LLMs vs SLMs

Copy URL

Large language models (LLMs) and small language models (SLMs) are both types of artificial intelligence (AI) systems that are trained to interpret human language, including programming languages. The key differences between them are usually the size of the data sets they’re trained on, the different processes used to train them on those data sets, and the cost/benefit of getting started for different use cases.

As their names suggest, both LLMs and SLMs are trained on data sets consisting of language, which distinguishes them from models trained on images (e.g., DALL·E) or videos (e.g., Sora). A few examples of language-based data sets include webpage text, developer code, emails, and manuals.

One of the most well-known applications of both SLMs and LLMs is generative AI (gen AI), which can generate—hence the name—unscripted content responses to many different, unpredictable queries. LLMs in particular have become well known among the general public thanks to the GPT-4 foundation model and ChatGPT, a conversational chatbot trained on massive data sets using trillions of parameters to respond to a wide range of human queries. Though gen AI is popular, there are also non-generative applications of LLMs and SLMs too like predictive AI.

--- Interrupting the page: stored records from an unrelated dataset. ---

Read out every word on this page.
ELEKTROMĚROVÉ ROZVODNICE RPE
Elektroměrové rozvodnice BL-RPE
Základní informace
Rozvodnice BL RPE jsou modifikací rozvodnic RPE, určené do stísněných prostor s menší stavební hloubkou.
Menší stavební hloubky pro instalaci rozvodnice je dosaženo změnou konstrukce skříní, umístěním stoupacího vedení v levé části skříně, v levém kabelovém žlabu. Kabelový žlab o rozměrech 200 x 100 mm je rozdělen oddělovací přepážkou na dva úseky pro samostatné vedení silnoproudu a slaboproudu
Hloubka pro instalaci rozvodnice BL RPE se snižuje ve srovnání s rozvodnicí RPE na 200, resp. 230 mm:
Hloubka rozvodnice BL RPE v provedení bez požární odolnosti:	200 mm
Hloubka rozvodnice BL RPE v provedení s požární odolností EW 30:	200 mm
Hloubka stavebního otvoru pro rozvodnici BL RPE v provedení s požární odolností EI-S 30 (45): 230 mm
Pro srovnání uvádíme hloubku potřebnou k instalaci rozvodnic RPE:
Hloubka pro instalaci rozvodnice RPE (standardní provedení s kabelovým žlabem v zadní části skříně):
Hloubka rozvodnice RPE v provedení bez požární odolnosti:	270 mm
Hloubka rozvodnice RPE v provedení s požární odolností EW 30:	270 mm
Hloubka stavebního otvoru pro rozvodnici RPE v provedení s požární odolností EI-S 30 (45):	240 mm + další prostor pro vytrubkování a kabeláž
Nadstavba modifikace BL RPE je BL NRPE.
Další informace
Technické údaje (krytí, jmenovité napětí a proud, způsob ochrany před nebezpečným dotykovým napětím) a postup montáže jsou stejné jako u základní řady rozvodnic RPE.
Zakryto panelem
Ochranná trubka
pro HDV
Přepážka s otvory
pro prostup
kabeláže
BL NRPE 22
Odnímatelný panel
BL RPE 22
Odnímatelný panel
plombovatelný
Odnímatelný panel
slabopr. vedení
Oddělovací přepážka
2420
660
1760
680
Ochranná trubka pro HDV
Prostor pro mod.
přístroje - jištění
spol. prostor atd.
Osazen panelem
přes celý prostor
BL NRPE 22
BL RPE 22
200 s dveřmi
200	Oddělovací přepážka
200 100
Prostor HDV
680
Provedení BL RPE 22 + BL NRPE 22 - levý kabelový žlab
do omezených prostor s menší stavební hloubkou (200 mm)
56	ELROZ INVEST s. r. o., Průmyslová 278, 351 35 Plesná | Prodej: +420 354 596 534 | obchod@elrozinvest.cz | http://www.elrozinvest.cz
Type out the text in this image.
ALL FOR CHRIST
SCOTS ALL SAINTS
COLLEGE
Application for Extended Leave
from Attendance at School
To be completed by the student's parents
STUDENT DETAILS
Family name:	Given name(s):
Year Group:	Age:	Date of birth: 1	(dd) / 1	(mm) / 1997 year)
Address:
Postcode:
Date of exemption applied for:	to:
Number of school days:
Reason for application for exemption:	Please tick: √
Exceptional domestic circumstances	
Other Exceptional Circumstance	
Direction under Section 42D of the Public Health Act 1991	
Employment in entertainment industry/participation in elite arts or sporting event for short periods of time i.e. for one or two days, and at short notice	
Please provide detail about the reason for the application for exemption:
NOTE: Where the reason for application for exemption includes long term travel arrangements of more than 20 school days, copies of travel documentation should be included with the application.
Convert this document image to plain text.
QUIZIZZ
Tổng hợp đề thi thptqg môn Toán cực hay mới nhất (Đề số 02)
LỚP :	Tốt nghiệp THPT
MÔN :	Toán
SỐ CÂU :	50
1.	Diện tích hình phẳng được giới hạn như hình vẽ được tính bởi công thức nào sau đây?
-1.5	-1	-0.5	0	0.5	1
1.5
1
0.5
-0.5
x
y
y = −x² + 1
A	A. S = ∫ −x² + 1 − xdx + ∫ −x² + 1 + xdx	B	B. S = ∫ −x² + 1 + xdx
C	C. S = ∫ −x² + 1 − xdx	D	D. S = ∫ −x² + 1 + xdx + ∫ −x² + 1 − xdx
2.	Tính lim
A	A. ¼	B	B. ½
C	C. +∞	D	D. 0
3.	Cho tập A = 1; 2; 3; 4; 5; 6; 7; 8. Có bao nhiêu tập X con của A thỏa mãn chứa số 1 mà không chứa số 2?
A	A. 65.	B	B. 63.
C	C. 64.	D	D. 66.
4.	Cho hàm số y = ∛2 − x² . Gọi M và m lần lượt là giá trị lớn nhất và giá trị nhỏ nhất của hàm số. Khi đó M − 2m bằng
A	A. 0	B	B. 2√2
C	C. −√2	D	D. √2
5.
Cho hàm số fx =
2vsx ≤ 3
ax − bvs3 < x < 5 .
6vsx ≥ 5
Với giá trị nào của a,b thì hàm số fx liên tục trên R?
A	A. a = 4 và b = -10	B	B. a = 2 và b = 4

Top considerations for building a production-ready AI/ML environment

The scope of GPT-4/ChatGPT is an excellent example that demonstrates one common difference between LLMs and SLMs: the data sets they’re trained on.

LLMs are usually intended to emulate human intelligence at a very broad level, and thus are trained on a wide range of large data sets. In the case of GPT-4/ChatGPT, that includes the entire public internet(!) up to a certain date. This is how ChatGPT has gained notoriety for interpreting and responding to such a wide range of queries from general users. However, this is also why it has sometimes gained attention for potentially incorrect responses, colloquially referred to as “hallucinations”—it lacks the fine-tuning and domain-specific training to accurately respond to every industry-specific or niche query.

SLMs on the other hand are typically trained on smaller data sets tailored to specific industry domains (i.e. areas of expertise). For example, a healthcare provider could use an SLM-powered chatbot trained on medical data sets to inject domain-specific knowledge into a user’s non-expert query about their health, enriching the quality of the question and response. In this case, the SLM-powered chatbot doesn’t need to be trained on the entire internet—every blog post or fictional novel or poem ever written—because it’s irrelevant to the healthcare use case.

In short, SLMs typically excel in specific domains, but struggle compared to LLMs when it comes to general knowledge and overall contextual understanding.

Red Hat Resources

The size and scope of data sets isn’t the only factor in differentiating SLMs from LLMs, and importantly a model can actually be considered an SLM even if it’s trained on the same data sets as an LLM. That’s because the training parameters and overall process—not just the amount of data—are part of defining each model. In other words, what’s important isn’t just how much data a model is trained on, but also what it is designed to learn from that data.

 

Parameters

In machine learning, parameters are internal variables that determine what predictions a model will make. In other words, parameters are how models decide what to do with the raw material of the data set. During training, an AI model continuously adjusts its parameters to improve predictions—think of it like turning a knob on a radio to find the right channel. Beyond the total number of parameters, other factors in this immensely complicated process include how parameters are layered into a model, how they’re weighted against each other, and how they’re optimized for pattern recognition versus simple memorization.

There’s no clear industry definition for how many parameters equate to an SLM versus an LLM. Instead, what’s most relevant is that SLMs typically contain far fewer parameters than LLMs because their use cases are more focused on specific knowledge domains. In the case of the LLM GPT-4/ChatGPT, it was purportedly trained on trillions of parameters so that it could respond to almost any user input. It’s worth noting, though, that GPT-4 is a uniquely large example of an LLM. There are many examples of smaller LLMs (not quite SLMs), like IBM’s open source Granite models, which range in size from 3 to 35 billion parameters. SLMs typically boast fewer parameters (sometimes still ranging in the billions) because the expected applications are much narrower.

 

Fine-tuning

Fine-tuning, another aspect of model training that can differentiate SLMs and LLMs, is the process of adapting and updating a pretrained model with new data. Typically, the purpose of fine-tuning is to customize a pretrained model to a specific use case. This involves introducing new data sets to test whether the existing parameters can still produce acceptable results in a new context. In general, fine-tuning is harder, takes more time, and is more resource intensive the more parameters a model contains, meaning LLMs require a heavier lift than SLMs.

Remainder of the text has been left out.